Not surprisingly, a recall drive against Johnson has emerged. Since Chicago does not have a recall mechanism in place for municipal officials, the first step — if over 56,000 petition signatures are collected and if the effort survives inevitable legal challenges — will be to establish the electoral mechanism to recall a mayor. 

Johnson, when asked about the recall drive, dismissed it as the work of “some dude from the suburbs who is mad about the diversity and the formation which we have put forward.” The mayor also blamed “the extreme right-wing in this country” for the recall push.

As for the “dude” to whom Johnson was referring, he is Daniel Boland, a longtime Chicago resident who is not a right-winger. Boland says he votes “straight down the middle.” While still an uphill effort, Boland has a powerful ally for the Johnson recall, last week the Fraternal Order of Police endorsed the enterprise.

Johnson has dipped his cup into the "right-winger" well before. When the migrant crisis boiled over last fall — after dozens of busloads of refugees arrived in Chicago — Johnson unleashed some toxic remarks at a press conference. Ironically, the Unity Initiative to aid migrants was introduced at that presser.

Unity?

“Everyone knows," Johnson declared then, “that the right-wing extremism in this country has targeted Democratically run cities, and quite frankly, they have been quite intentional about going after Democratically run cities that are led by people of color.”

Wrong. Decades ago, Chicago declared itself a sanctuary city. President Joe Biden all but placed a “Come on in” sign four years ago at the southern border.

And Chicago, with a population of nearly 3 million, is arguably better situated to handle an influx of refugees than El Paso, which has 678,000 residents, or Eagle Pass, Texas, which has a population of just 28,000.

It became worse at Johnson’s press conference:

“It is abysmal and it’s an affront for everything that is good about this country, for the extremism in this country to use people as political tools to settle political scores for something that happened 400 years ago. They're still mad that a black man is free in this country.”

 

And just who are these people, Mayor Johnson? Specifically, the ones who you claim are “mad that a black man is free in this country?”

Names, please.

 

A month before the Unity Initiative press conference, Johnson invoked Jesus Christ to admonish right-wingers.

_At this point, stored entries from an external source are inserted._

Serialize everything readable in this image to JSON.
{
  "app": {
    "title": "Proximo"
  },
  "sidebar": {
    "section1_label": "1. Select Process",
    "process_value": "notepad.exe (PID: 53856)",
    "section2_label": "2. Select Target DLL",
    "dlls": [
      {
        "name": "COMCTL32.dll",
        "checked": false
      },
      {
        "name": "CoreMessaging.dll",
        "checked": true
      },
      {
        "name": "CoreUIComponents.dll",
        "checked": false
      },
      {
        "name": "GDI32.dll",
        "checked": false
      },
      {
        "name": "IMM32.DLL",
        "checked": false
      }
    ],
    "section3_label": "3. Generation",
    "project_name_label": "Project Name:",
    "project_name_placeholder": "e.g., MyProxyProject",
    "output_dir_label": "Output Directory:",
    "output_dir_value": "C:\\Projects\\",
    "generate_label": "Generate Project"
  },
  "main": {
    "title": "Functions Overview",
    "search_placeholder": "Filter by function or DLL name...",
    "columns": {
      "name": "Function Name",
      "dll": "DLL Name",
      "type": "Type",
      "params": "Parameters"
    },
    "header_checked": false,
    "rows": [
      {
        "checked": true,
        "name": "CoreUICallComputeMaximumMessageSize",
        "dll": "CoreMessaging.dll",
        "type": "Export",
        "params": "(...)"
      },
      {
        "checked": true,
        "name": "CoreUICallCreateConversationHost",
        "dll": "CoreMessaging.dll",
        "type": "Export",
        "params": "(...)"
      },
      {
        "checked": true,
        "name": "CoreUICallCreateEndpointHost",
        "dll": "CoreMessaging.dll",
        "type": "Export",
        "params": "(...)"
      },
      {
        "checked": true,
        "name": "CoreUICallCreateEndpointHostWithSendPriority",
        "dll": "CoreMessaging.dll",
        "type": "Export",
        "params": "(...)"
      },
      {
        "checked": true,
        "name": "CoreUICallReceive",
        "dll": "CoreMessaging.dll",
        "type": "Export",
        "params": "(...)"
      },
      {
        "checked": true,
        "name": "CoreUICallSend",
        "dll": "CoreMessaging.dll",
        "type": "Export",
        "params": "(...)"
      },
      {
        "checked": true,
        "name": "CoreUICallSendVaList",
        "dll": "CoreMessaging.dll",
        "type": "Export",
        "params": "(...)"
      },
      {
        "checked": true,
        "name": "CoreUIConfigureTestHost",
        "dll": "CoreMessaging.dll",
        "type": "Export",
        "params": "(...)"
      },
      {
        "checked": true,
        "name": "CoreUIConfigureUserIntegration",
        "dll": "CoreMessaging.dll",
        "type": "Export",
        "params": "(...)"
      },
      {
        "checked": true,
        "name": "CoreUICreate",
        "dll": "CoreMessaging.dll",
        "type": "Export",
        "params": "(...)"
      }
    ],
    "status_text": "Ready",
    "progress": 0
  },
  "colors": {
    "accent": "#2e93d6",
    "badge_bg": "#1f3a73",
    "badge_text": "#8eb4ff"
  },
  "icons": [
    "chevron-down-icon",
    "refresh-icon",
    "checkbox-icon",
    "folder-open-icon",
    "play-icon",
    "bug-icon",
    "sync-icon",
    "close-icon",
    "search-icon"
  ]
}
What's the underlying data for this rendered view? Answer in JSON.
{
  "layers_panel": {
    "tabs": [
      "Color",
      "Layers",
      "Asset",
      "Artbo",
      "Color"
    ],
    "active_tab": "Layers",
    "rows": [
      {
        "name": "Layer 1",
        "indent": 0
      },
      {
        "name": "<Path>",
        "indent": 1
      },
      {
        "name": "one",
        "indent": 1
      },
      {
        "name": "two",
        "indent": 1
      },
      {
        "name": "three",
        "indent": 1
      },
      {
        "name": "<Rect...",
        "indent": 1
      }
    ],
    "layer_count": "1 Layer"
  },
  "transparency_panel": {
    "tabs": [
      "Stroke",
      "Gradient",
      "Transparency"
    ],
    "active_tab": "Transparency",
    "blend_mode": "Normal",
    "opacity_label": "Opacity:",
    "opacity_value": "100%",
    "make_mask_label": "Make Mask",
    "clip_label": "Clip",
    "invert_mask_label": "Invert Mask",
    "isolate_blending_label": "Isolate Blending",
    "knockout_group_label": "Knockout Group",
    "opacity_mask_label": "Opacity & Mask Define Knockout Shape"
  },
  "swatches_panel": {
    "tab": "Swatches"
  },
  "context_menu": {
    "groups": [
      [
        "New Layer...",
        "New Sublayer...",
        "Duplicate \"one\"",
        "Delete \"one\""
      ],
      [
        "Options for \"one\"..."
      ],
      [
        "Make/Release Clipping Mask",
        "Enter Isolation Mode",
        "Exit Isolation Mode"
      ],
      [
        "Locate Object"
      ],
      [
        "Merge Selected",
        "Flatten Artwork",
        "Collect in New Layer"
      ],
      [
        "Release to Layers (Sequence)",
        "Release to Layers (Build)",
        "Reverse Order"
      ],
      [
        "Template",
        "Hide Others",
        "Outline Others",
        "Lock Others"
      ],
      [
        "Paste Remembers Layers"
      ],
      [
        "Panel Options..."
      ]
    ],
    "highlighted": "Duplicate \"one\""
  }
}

“The real disconnect is that you have an unclean spirit that has captured the right-wing extremists in this country. And I call on them to dig deeper and lean on their faith. As Jesus said, who our neighbors really are: The one on the roadside. Those are our neighbors.”

Johnson is not a leader; he is a finger-pointer. Most families and most workplaces — have one. Rather than offering solutions — often because they are the cause of their own failures — the finger-pointers blame others. Not only are finger-pointers annoying, they invariably make situations worse.

Sorry, Brandon. To co-opt Hillary Clinton's infamous phrase, there is no “vast right-wing conspiracy” out to sabotage your city. Chicago is not “MAGA Country.”

And Mr. Mayor: There are not any right-wingers hiding under your bed.